N : Ce n’était pas forcément l’étape – il n’y avait pas de protocole de toutes façons à l’époque – mais pour moi ça a été le cas. J’étais un des premiers mecs de province dans mon créneau de musique. Il y avait d’autres mecs de province qui avaient percé, par exemple à Nantes, il y avait Hocus Pocus, au Havre Médine, mais c’était une niche, c’était spécial, ce n’était pas du rap de cité. Alors, il y a eu KDD, N.A.P, mais eux c’étaient des anciens. Moi, en fait, j’étais vraiment le petit jeune de province qui arrive et qui rappe la calle. Donc ouais, ces morceaux collectifs m’ont pas mal aidé pour démarrer à l’époque. Avant, je rappais dans mon quartier à Blois. Je me déplaçais aussi beaucoup, j’allais souvent sur Paname. À l’époque, il y avait les End of the Weak [compétitions mondiales de rap fondées au tournant des années 2000, NDLR] et un tas de scènes comme ça où je pouvais aller pour exprimer mon keutru. J’ai commencé par la scène, avec ce bénéfice d’être très jeune – j’avais 16 ou 17 ans je crois – dans le sens où, comme au football, on se disait un peu que les jeunes, ce sont ceux qui arrachent tout. Je faisais donc des freestyles. Un peu comme ce que faisait Philémon [Rappeur nantais plusieurs fois champion du EOW, dont les freestyle bags ont fait parlé de lui, NDLR], que j’ai rencontré à Blois la première fois ! Il était venu dans un délire de clash. Il avait fait une très grosse impression. Tu sais que les mecs de chez moi, ils kiffaient Philémon pour de vrai ? Parce qu’il avait une espèce de truc de mec très gentil, mais très dangereux. Il était très méchant quand il s’attaquait aux gens.

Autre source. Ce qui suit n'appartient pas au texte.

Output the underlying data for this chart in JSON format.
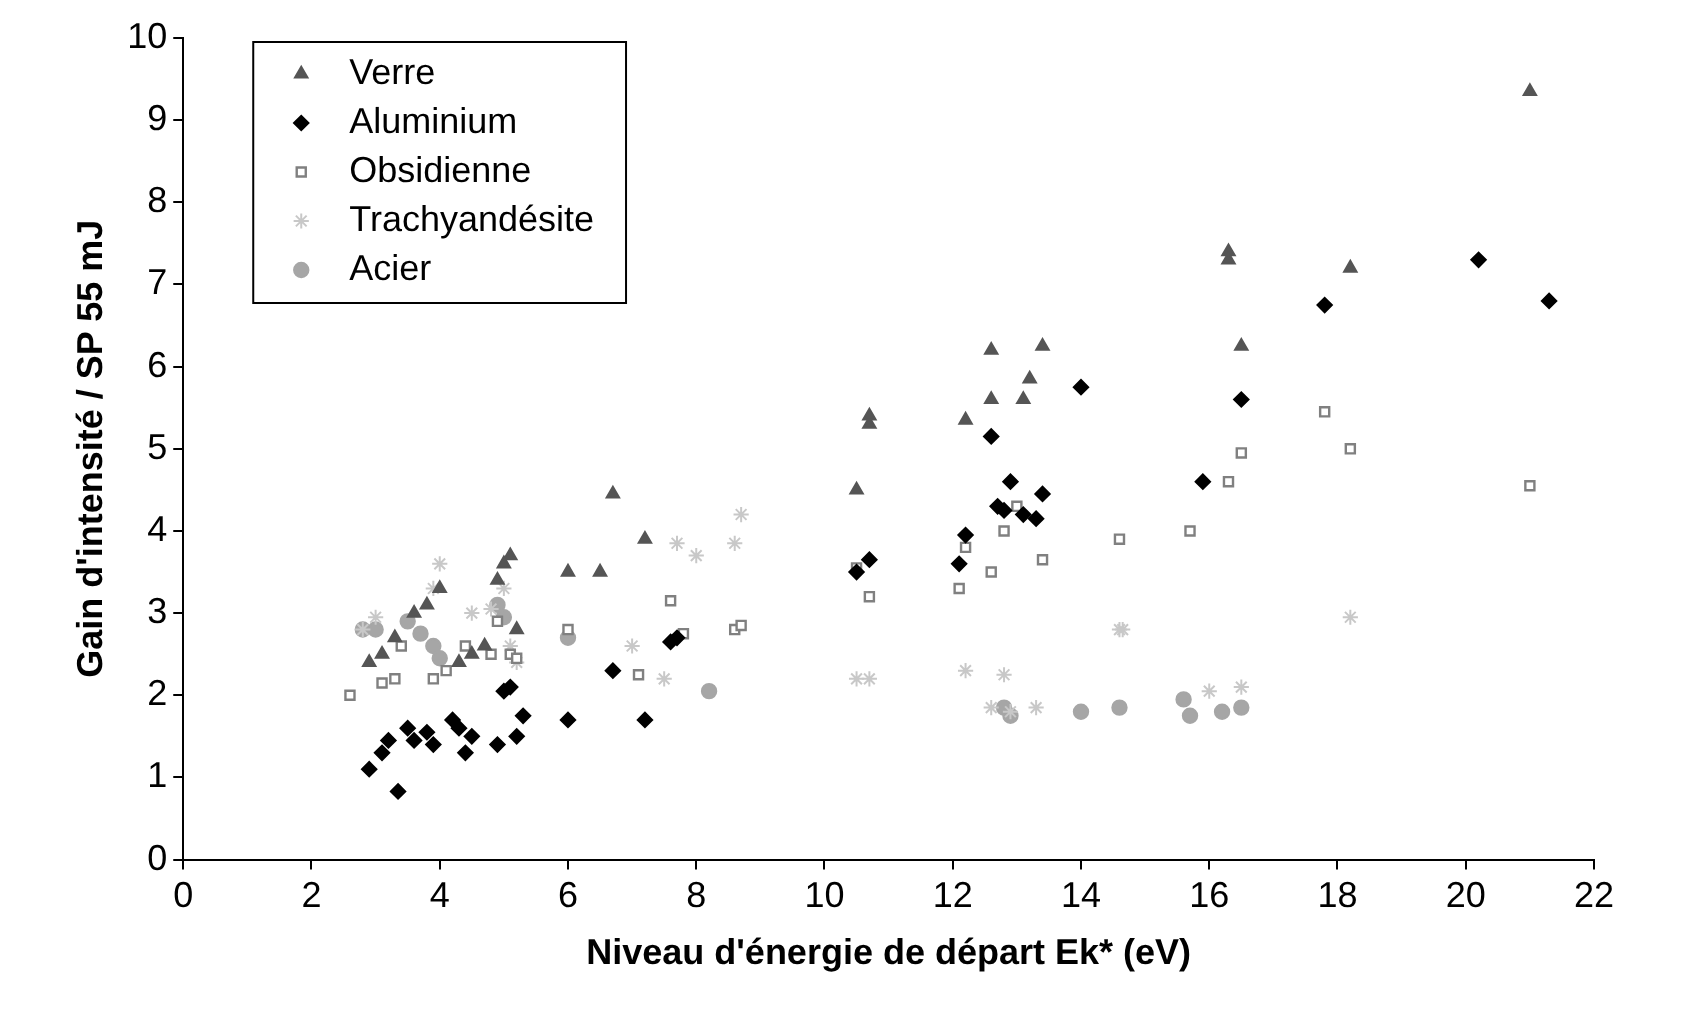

A : Tu disais que le 94 était ton département de cœur. Est-ce que c’est aussi à cause du rap que tu fais qu’on te prend aussi souvent pour un mec du 94 ?
N : Tout le monde me prenait pour un mec du neuf-quatre, surtout au début ! Et même encore aujourd’hui, il y a beaucoup de gens qui pensent que je suis de Paname. Quand on fait “Paname Boss” [Morceau de La Fouine sorti en 2013 en feat avec Canardo, Niro, Fababy, Sultan, Youssoupha et Sniper, NDLR], on m’appelle – alors que je suis de Blois ! Idem quand ils font Classico Organisé. En vrai, je ne suis pas très loin de Paname et quand tu regardes bien, au fond, c’est un peu la même mentalité.
A : Entre 2009 et 2012, avant Paraplégique, vous avez beaucoup de feats avec Jeff Le Nerf, ce qui peut paraître étonnant parce que vous ne faites pas nécessairement une musique similaire. Comment vous vous êtes connectés ?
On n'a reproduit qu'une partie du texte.